İnanılmaz bir süreç yaşıyoruz da kaç “sayın” farkında, bilmiyorum. Türlü tehlikeler kapımıza dayandı, ama ne yazık ki bu kez “Rahmetullah Çelebi” gibi, Hasan Tahsin Recep gibi yüreği ve beyni özgürler yok gibi. Lakin ortalık “İngiliz muhiplerinden” geçilmiyor. Bazıları bilerek bazıları da dost, arkadaş, tanıdık ihanetlerinden habersiz, bunların gazına gelerek kendilerini kandırıyorlar ve İzmir’i de uçuruma sürüklüyorlar cahilce.

Okuduklarım, duyduklarım bana oldum olası “eksik” geldi. Değer verdiğim uzmanlara sorduğumda ise sorularım yanıtsız kaldı. Acaba gerçekten düşündük mü Hukuk-u Beşer Gazetesi sahibi Hasan Tahsin Recep Beyin, bile isteye neden “ölüme” gittiğini?  Bana onun ölüme gidişi hep şüpheli geliyor. Zira girişiminin ciddi ciddi “intihar eylemi” olduğu aşikâr değil mi? Acaba o büyük öfkesinin altında “başka şeyler de” olabilir mi? Mesela “Maşatlık Mitingi” onun “ölüme gidiş” kararını verdiği olay olabilir mi?  Bunun genç ve dürüst tarihçiler tarafından araştırılmasında yarar var. 

Bugün konum bu değil, anlatmamın nedeni, İzmir’in “değiştirile değiştirile” kimliksiz yok olmaya doğru hızlanarak gittiğini anlatmak.

İzmir’in işgal dönemi de kurtuluş ve yangından sonraki süreci de oldukça fazla “boşluklarla” dolu. İşgalin acısını yaşayan İzmirli Türkler’in kurtuluştan bir süre sonra yok sayılmaya başlaması, ileride “arka mahalle” gerçeğini yarattı. Bugün İzmir’de seçilmişler ve atanmışlar anlamasalar da çok ciddi bir “kıyı çeper” ayrımı var. 

Bu girişi yaptıktan sonra gelelim bugüne…

Açık söylemeliyim ki Eylül 2024 itibariyle İzmir, İzmir hassasiyetleri ve kimliği gereğince yönetilmiyor, anlaşılmıyor ve hissedilmiyor. Büyük oranda İzmir dışı kimliklerle iş birliği içinde menfaatçi muhterislerin köşe başlarına egemen olduğunu görebiliyoruz. Sermayeden medyaya, yerel yönetimlerden milletvekillerine, İzmir “İzmir” olarak haykıramıyor, söylem geliştiremiyor, kimliği bunalımla dolu bir şehir görünümünde.  
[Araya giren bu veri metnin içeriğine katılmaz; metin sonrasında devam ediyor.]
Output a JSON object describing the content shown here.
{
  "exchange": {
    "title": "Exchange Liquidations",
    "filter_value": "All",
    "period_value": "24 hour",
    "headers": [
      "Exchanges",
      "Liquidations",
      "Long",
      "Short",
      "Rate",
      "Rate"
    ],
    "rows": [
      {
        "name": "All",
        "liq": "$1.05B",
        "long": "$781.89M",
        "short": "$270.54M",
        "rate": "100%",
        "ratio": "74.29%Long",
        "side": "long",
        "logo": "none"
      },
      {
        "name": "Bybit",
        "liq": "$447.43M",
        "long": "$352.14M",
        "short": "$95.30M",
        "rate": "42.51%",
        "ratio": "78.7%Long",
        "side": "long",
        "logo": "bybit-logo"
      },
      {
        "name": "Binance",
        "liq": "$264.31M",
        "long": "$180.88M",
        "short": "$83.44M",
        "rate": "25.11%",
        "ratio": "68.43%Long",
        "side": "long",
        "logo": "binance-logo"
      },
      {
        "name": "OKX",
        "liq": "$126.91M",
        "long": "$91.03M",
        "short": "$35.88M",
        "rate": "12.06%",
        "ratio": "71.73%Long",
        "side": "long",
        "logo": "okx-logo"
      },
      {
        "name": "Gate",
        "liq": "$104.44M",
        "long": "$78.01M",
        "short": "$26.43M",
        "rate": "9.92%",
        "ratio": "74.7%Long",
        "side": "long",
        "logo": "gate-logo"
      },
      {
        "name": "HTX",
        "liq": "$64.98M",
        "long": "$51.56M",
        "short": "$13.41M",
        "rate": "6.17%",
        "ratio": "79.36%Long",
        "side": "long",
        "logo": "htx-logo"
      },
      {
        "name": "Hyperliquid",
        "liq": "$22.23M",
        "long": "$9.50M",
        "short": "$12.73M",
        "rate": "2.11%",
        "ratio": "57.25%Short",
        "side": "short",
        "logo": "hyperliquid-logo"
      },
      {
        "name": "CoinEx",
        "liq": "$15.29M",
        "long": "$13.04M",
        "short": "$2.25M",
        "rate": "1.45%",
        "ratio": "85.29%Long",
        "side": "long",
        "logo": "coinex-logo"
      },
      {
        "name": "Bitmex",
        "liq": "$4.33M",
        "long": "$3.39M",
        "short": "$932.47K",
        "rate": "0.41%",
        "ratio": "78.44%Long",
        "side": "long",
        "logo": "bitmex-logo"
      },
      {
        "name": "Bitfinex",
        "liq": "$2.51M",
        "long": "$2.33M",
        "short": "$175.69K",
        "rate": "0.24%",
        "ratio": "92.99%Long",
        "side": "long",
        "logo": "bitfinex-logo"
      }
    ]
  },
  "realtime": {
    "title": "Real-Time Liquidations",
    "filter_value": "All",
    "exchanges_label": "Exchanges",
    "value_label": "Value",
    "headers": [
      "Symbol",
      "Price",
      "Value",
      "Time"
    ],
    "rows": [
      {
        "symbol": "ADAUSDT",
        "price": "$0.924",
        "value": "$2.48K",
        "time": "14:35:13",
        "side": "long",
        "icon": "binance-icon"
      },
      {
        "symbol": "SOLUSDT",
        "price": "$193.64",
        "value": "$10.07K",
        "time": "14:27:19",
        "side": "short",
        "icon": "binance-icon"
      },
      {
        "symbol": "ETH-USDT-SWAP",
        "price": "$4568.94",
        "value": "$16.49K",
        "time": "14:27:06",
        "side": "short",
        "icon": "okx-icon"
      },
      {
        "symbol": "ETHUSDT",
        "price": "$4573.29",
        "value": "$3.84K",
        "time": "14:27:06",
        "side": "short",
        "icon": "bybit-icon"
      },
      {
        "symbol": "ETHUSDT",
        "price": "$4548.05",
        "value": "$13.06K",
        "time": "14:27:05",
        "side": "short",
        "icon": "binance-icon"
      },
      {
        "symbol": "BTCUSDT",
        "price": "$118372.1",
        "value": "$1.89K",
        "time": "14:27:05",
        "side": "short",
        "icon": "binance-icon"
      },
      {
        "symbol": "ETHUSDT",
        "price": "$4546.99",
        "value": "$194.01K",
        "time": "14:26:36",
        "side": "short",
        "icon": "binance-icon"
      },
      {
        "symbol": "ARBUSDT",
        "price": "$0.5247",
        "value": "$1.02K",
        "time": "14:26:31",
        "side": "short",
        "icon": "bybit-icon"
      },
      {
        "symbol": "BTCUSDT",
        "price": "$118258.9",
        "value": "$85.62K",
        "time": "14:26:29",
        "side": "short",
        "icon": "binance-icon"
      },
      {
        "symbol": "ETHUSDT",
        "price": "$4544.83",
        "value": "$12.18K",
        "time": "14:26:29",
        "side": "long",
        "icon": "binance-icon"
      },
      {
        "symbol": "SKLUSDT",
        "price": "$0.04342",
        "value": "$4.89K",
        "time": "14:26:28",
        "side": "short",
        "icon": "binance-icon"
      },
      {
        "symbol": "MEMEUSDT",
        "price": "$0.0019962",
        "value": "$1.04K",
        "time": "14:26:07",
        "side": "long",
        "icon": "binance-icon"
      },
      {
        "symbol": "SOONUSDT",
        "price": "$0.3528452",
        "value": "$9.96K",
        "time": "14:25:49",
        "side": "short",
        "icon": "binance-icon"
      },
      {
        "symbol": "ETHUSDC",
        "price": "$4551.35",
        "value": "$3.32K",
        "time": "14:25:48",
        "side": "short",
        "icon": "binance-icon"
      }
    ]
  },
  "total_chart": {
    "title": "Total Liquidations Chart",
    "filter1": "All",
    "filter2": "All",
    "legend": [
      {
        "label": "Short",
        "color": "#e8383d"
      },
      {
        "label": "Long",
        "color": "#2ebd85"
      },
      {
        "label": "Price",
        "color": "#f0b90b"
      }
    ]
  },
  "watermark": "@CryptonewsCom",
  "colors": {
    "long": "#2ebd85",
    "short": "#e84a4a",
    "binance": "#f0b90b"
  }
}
İnanın bana şu anda Valilikte, kaymakamlıklarda, ilçe ve büyükşehir belediyelerinde bir “İzmir kronolojisi” yok! Tarihsel hassasiyetler, sosyal medya mesajlarına sıkışmış dorumda ve bir çoğu kafa karıştıracak mahiyette, tarihsel günler ise birkaç konser ve eksantrik gece gösterileriyle kotarılmaya çalışılıyor. Üstelik yaklaşan 9 Eylül bile İzmir’de heyecan yaratmıyor. Tıpkı skandal şekilde iki kez açılan “Arsıulusal Fuar” gibi. Oysa, o fuar alanı da pek çok “soru işaretleriyle” temizlenmiş olsa da 9 Eylül 1922’de elde edilen zaferin ardından kurulacak Cumhuriyet’in “bağımsız ve milli ekonomi” damgasını taşıyordu son 20 yıl öncesine kadar.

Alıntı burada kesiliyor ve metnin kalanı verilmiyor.